Real-time Twisting On a Chip

Dr. Haoning Tang
Harvard Quantum Initiative
Postdoctoral Fellow

Optical nanostructures and two-dimensional materials (2DM) have optical properties that are widely tunable via several approaches, such as heating, electrostatic gating, and interfacial engineering such as twisting. Being able to tailor the interfacial properties in a similar real-time manner represents the next leap in our ability to modulate the underlying physics and build exotic photonics devices. We demonstrate the first on-chip platform designed for optical nanostructures and 2D materials with in situ tunable interfacial properties, utilizing a microelectromechanical system (MEMS). Each of these compact, cost-effective, and versatile devices is a standalone micromachine that allows voltage-controlled approaching, twisting, and pressurizing of two sheets of materials with high accuracy.
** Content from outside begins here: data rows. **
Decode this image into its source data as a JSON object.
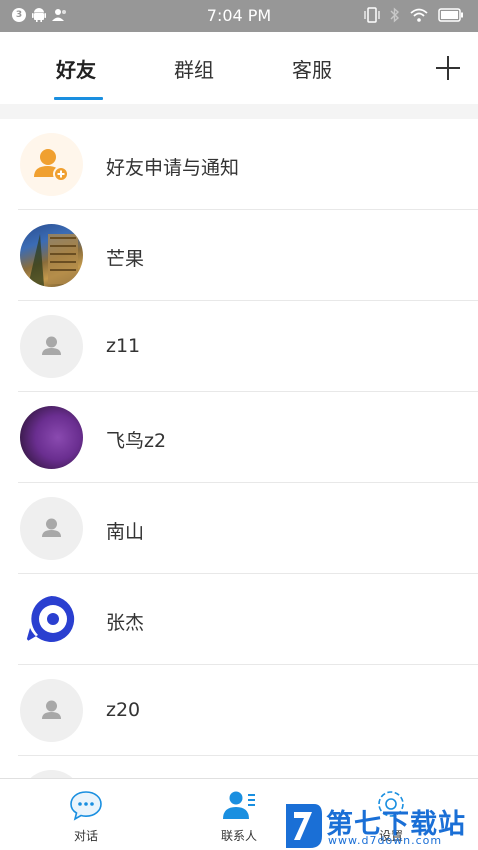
{
  "status_bar": {
    "notification_count": "3",
    "time": "7:04 PM",
    "icons": [
      "android-icon",
      "contacts-icon",
      "vibrate-icon",
      "bluetooth-icon",
      "wifi-icon",
      "battery-icon"
    ]
  },
  "tabs": [
    {
      "label": "好友",
      "active": true
    },
    {
      "label": "群组",
      "active": false
    },
    {
      "label": "客服",
      "active": false
    }
  ],
  "add_icon": "plus-icon",
  "accent_color": "#1a8fe0",
  "list": [
    {
      "label": "好友申请与通知",
      "avatar": "friend-request-icon"
    },
    {
      "label": "芒果",
      "avatar": "photo"
    },
    {
      "label": "z11",
      "avatar": "default-user-icon"
    },
    {
      "label": "飞鸟z2",
      "avatar": "photo"
    },
    {
      "label": "南山",
      "avatar": "default-user-icon"
    },
    {
      "label": "张杰",
      "avatar": "chat-logo"
    },
    {
      "label": "z20",
      "avatar": "default-user-icon"
    }
  ],
  "bottom_nav": [
    {
      "label": "对话",
      "icon": "chat-bubble-icon",
      "color": "#1a8fe0"
    },
    {
      "label": "联系人",
      "icon": "contacts-icon",
      "color": "#1a8fe0",
      "active": true
    },
    {
      "label": "设置",
      "icon": "settings-icon",
      "color": "#1a8fe0"
    }
  ],
  "watermark": {
    "title": "第七下载站",
    "url": "www.d7down.com"
  }
}
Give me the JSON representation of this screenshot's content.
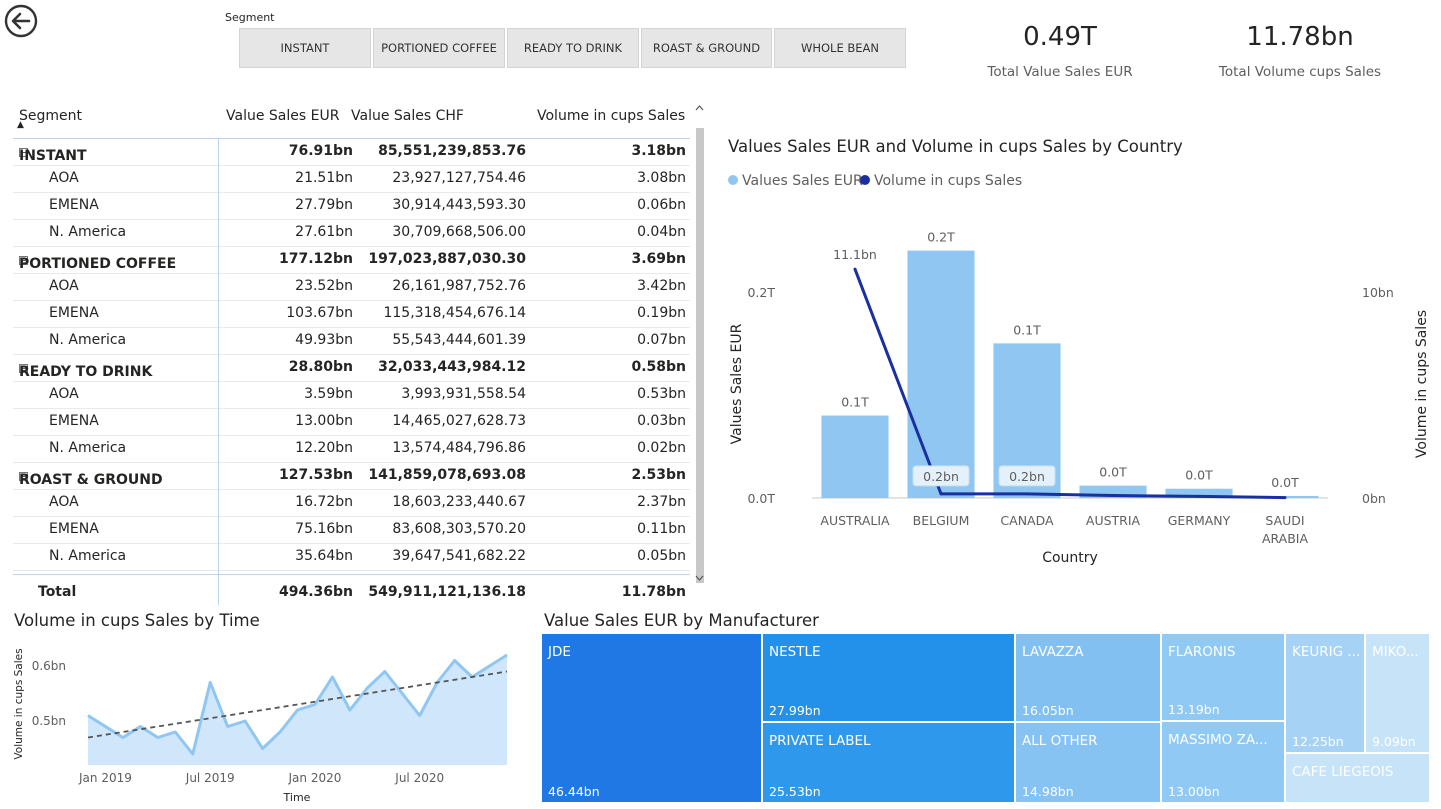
{
  "slicer": {
    "title": "Segment",
    "options": [
      "INSTANT",
      "PORTIONED COFFEE",
      "READY TO DRINK",
      "ROAST & GROUND",
      "WHOLE BEAN"
    ]
  },
  "cards": [
    {
      "value": "0.49T",
      "label": "Total Value Sales EUR"
    },
    {
      "value": "11.78bn",
      "label": "Total Volume cups Sales"
    }
  ],
  "matrix": {
    "headers": [
      "Segment",
      "Value Sales EUR",
      "Value Sales CHF",
      "Volume in cups Sales"
    ],
    "groups": [
      {
        "name": "INSTANT",
        "eur": "76.91bn",
        "chf": "85,551,239,853.76",
        "vol": "3.18bn",
        "rows": [
          {
            "name": "AOA",
            "eur": "21.51bn",
            "chf": "23,927,127,754.46",
            "vol": "3.08bn"
          },
          {
            "name": "EMENA",
            "eur": "27.79bn",
            "chf": "30,914,443,593.30",
            "vol": "0.06bn"
          },
          {
            "name": "N. America",
            "eur": "27.61bn",
            "chf": "30,709,668,506.00",
            "vol": "0.04bn"
          }
        ]
      },
      {
        "name": "PORTIONED COFFEE",
        "eur": "177.12bn",
        "chf": "197,023,887,030.30",
        "vol": "3.69bn",
        "rows": [
          {
            "name": "AOA",
            "eur": "23.52bn",
            "chf": "26,161,987,752.76",
            "vol": "3.42bn"
          },
          {
            "name": "EMENA",
            "eur": "103.67bn",
            "chf": "115,318,454,676.14",
            "vol": "0.19bn"
          },
          {
            "name": "N. America",
            "eur": "49.93bn",
            "chf": "55,543,444,601.39",
            "vol": "0.07bn"
          }
        ]
      },
      {
        "name": "READY TO DRINK",
        "eur": "28.80bn",
        "chf": "32,033,443,984.12",
        "vol": "0.58bn",
        "rows": [
          {
            "name": "AOA",
            "eur": "3.59bn",
            "chf": "3,993,931,558.54",
            "vol": "0.53bn"
          },
          {
            "name": "EMENA",
            "eur": "13.00bn",
            "chf": "14,465,027,628.73",
            "vol": "0.03bn"
          },
          {
            "name": "N. America",
            "eur": "12.20bn",
            "chf": "13,574,484,796.86",
            "vol": "0.02bn"
          }
        ]
      },
      {
        "name": "ROAST & GROUND",
        "eur": "127.53bn",
        "chf": "141,859,078,693.08",
        "vol": "2.53bn",
        "rows": [
          {
            "name": "AOA",
            "eur": "16.72bn",
            "chf": "18,603,233,440.67",
            "vol": "2.37bn"
          },
          {
            "name": "EMENA",
            "eur": "75.16bn",
            "chf": "83,608,303,570.20",
            "vol": "0.11bn"
          },
          {
            "name": "N. America",
            "eur": "35.64bn",
            "chf": "39,647,541,682.22",
            "vol": "0.05bn"
          }
        ]
      }
    ],
    "total": {
      "name": "Total",
      "eur": "494.36bn",
      "chf": "549,911,121,136.18",
      "vol": "11.78bn"
    }
  },
  "combo_chart": {
    "title": "Values Sales EUR and Volume in cups Sales by Country",
    "chart_data": {
      "type": "bar",
      "categories": [
        "AUSTRALIA",
        "BELGIUM",
        "CANADA",
        "AUSTRIA",
        "GERMANY",
        "SAUDI ARABIA"
      ],
      "series": [
        {
          "name": "Values Sales EUR",
          "type": "bar",
          "axis": "left",
          "values": [
            0.08,
            0.24,
            0.15,
            0.012,
            0.009,
            0.002
          ],
          "labels": [
            "0.1T",
            "0.2T",
            "0.1T",
            "0.0T",
            "0.0T",
            "0.0T"
          ],
          "color": "#8fc6f2"
        },
        {
          "name": "Volume in cups Sales",
          "type": "line",
          "axis": "right",
          "values": [
            11.1,
            0.2,
            0.2,
            0.12,
            0.08,
            0.02
          ],
          "labels": [
            "11.1bn",
            "0.2bn",
            "0.2bn",
            "",
            "",
            ""
          ],
          "color": "#1a2fa0"
        }
      ],
      "xlabel": "Country",
      "ylabel": "Values Sales EUR",
      "y2label": "Volume in cups Sales",
      "ylim": [
        0,
        0.26
      ],
      "y2lim": [
        0,
        13
      ],
      "yticks": [
        "0.0T",
        "0.2T"
      ],
      "y2ticks": [
        "0bn",
        "10bn"
      ],
      "legend": "top-left"
    }
  },
  "time_chart": {
    "title": "Volume in cups Sales by Time",
    "chart_data": {
      "type": "area",
      "x": [
        "2018-12",
        "2019-01",
        "2019-02",
        "2019-03",
        "2019-04",
        "2019-05",
        "2019-06",
        "2019-07",
        "2019-08",
        "2019-09",
        "2019-10",
        "2019-11",
        "2019-12",
        "2020-01",
        "2020-02",
        "2020-03",
        "2020-04",
        "2020-05",
        "2020-06",
        "2020-07",
        "2020-08",
        "2020-09",
        "2020-10",
        "2020-11",
        "2020-12"
      ],
      "values": [
        0.51,
        0.49,
        0.47,
        0.49,
        0.47,
        0.48,
        0.44,
        0.57,
        0.49,
        0.5,
        0.45,
        0.48,
        0.52,
        0.53,
        0.58,
        0.52,
        0.56,
        0.59,
        0.55,
        0.51,
        0.57,
        0.61,
        0.58,
        0.6,
        0.62
      ],
      "trend": [
        0.47,
        0.59
      ],
      "xlabel": "Time",
      "ylabel": "Volume in cups Sales",
      "xticks": [
        "Jan 2019",
        "Jul 2019",
        "Jan 2020",
        "Jul 2020"
      ],
      "yticks": [
        "0.5bn",
        "0.6bn"
      ],
      "ylim": [
        0.42,
        0.64
      ],
      "color": "#8fc6f2"
    }
  },
  "treemap": {
    "title": "Value Sales EUR by Manufacturer",
    "chart_data": {
      "type": "treemap",
      "items": [
        {
          "name": "JDE",
          "value": 46.44,
          "label": "46.44bn",
          "color": "#2078e4"
        },
        {
          "name": "NESTLE",
          "value": 27.99,
          "label": "27.99bn",
          "color": "#2390ea"
        },
        {
          "name": "PRIVATE LABEL",
          "value": 25.53,
          "label": "25.53bn",
          "color": "#2e99ec"
        },
        {
          "name": "LAVAZZA",
          "value": 16.05,
          "label": "16.05bn",
          "color": "#83c0f2"
        },
        {
          "name": "ALL OTHER",
          "value": 14.98,
          "label": "14.98bn",
          "color": "#86c3f3"
        },
        {
          "name": "FLARONIS",
          "value": 13.19,
          "label": "13.19bn",
          "color": "#90c9f3"
        },
        {
          "name": "MASSIMO ZA...",
          "value": 13.0,
          "label": "13.00bn",
          "color": "#90c9f3"
        },
        {
          "name": "KEURIG ...",
          "value": 12.25,
          "label": "12.25bn",
          "color": "#a6d3f5"
        },
        {
          "name": "MIKO...",
          "value": 9.09,
          "label": "9.09bn",
          "color": "#c6e3f8"
        },
        {
          "name": "CAFE LIEGEOIS",
          "value": 0,
          "label": "",
          "color": "#c6e3f8"
        }
      ]
    }
  }
}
Bio: Haoning Tang is the Harvard Quantum Initiative Postdoctoral Fellow at John A. Paulson School of Engineering Applied Science at Harvard University. She obtained bachelor's degree at The Hong Kong University of Science and Technology in, and Ph.D. at Harvard. Her primary research interest is in the optical properties of metamaterials and low-dimensional materials, and the engineering of these properties through advanced nanotechnologies including micro-electricalmechanical systems (MEMS).